Automobilistes, motards, scootéristes, cyclistes, piétons… La route est un espace partagé, mais pas toujours apaisé. La 5ᵉ édition de l’étude européenne « Les Français et le partage de la route », menée par Ipsos–BVA pour la Fondation VINCI Autoroutes, dresse un constat sans détour : malgré une prise de conscience globale, les comportements à risque restent nombreux et nourrissent un sentiment d’insécurité généralisé.
Des règles connues… mais trop souvent contournées
L’étude, menée auprès de plus de 12 400 Européens dont 2 403 Français, montre que les comportements à risque concernent l’ensemble des usagers, sans distinction. En France :
- 58 % des automobilistes reconnaissent ne pas mettre leur clignotant lorsqu’ils doublent ou changent de voie.
- 61 % des conducteurs de deux-roues motorisés admettent empiéter sur les sas vélo.
- 40 % des cyclistes réguliers passent au feu rouge, même lorsque ce n’est pas autorisé.
- 70 % des piétons traversent alors que le feu piéton est rouge.
Ces chiffres rappellent une réalité essentielle : le partage de la route ne se résume pas à une opposition entre catégories d’usagers, mais à une responsabilité collective.
Une peur largement partagée
Autre signal fort de l’étude : 95 % des usagers de la route disent avoir peur du comportement à risque des autres.
Ce sentiment est révélateur d’un climat de méfiance généralisée, où chacun redoute l’erreur ou l’imprudence d’autrui, parfois plus que la sienne.
Pour les conducteurs de deux-roues motorisés, cette inquiétude est d’autant plus prégnante qu’ils restent parmi les usagers les plus vulnérables en cas d’accident.
Les deux-roues motorisés : une pratique encore minoritaire, mais très urbaine
L’étude montre que 4 % des Français utilisent régulièrement un deux-roues motorisé, un chiffre inférieur à la moyenne européenne (6 %).
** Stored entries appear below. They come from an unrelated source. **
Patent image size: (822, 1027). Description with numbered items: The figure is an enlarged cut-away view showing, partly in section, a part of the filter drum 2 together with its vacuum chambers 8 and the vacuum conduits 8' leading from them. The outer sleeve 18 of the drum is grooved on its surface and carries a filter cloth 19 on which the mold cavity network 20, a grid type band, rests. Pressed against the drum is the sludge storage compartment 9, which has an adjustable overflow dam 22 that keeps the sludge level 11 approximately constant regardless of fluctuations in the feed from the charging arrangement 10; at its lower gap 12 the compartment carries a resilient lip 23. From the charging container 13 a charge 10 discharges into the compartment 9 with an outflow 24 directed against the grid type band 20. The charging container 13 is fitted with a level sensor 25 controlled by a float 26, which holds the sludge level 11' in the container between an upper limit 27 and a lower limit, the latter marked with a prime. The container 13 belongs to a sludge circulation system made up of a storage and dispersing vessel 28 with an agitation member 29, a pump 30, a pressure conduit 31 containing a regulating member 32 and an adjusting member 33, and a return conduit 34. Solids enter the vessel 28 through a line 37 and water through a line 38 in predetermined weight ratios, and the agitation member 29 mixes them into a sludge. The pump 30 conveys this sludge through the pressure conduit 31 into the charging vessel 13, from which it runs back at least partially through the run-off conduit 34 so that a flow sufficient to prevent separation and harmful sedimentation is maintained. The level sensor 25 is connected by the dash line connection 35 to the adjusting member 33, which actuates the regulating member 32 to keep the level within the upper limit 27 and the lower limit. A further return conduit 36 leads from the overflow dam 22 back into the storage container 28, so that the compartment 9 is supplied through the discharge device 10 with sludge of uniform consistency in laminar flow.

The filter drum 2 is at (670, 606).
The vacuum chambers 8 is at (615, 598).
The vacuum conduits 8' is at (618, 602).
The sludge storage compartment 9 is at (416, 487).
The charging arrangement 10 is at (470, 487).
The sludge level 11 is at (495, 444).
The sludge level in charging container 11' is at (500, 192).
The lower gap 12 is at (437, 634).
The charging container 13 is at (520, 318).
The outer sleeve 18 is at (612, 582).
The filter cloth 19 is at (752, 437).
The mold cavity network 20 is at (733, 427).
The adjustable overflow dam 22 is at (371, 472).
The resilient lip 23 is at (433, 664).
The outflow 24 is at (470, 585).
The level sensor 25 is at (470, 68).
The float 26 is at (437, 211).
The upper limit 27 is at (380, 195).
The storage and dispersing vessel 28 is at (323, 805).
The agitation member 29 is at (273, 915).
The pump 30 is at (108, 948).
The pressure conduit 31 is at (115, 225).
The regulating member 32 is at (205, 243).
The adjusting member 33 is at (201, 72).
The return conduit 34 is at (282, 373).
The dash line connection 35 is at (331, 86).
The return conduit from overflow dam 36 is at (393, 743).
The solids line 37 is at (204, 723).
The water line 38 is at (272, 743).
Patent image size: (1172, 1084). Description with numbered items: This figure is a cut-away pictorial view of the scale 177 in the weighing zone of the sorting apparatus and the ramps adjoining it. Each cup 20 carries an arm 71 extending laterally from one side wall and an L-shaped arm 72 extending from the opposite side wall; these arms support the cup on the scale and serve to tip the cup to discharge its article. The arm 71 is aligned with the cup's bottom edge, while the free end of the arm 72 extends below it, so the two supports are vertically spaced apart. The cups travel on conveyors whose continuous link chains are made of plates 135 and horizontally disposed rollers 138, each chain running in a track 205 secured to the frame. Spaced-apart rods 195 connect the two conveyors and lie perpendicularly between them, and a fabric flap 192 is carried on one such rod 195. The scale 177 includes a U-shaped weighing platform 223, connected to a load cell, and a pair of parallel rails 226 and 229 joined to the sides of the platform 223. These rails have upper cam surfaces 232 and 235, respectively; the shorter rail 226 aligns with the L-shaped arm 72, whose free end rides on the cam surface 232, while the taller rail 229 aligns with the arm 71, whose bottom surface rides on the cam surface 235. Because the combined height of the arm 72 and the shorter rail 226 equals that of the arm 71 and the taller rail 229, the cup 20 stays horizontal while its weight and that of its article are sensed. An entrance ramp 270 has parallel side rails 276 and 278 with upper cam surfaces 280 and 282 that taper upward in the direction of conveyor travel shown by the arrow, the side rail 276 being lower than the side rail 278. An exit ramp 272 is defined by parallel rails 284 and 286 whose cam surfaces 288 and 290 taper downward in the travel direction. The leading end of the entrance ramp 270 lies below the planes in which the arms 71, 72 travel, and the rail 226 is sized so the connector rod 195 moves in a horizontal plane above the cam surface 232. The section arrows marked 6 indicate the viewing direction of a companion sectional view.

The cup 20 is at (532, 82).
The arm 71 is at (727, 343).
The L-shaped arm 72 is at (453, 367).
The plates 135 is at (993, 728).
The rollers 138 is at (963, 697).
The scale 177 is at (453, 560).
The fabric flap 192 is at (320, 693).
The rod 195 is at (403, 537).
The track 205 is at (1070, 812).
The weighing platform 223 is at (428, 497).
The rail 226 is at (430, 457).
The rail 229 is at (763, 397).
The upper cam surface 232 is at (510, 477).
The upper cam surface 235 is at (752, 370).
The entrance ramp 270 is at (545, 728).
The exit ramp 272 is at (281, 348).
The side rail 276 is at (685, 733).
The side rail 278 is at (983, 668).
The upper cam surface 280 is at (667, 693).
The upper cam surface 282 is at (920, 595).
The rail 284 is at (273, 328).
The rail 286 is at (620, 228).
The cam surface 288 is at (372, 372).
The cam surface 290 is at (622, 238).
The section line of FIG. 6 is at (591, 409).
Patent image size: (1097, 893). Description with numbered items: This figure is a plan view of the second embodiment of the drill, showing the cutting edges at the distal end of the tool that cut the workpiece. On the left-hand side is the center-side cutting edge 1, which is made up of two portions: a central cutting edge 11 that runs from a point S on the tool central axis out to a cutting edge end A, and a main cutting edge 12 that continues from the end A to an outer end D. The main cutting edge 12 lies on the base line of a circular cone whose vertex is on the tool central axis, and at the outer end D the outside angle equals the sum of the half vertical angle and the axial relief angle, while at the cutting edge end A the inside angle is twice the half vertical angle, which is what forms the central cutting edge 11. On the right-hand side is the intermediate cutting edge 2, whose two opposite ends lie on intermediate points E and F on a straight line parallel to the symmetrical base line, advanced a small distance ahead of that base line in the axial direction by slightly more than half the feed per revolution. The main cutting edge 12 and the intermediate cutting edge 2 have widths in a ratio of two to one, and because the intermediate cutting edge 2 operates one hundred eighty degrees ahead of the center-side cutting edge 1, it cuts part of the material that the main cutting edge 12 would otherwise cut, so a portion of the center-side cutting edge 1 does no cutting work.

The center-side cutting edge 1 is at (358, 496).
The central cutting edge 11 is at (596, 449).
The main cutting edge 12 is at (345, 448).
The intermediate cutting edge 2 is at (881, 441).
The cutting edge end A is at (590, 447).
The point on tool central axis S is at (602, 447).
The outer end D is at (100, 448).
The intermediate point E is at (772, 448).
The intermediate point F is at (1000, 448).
Cette pratique est toutefois beaucoup plus marquée dans les grandes agglomérations de plus de 200 000 habitants, où les deux-roues apparaissent comme une réponse aux enjeux de congestion et de mobilité :
- Nice : 18 %
- Bordeaux : 14 %
- Toulouse : 8 %
Ces données confirment le rôle croissant des deux-roues motorisés dans la mobilité urbaine, et la nécessité d’adapter les comportements et les infrastructures à cette réalité.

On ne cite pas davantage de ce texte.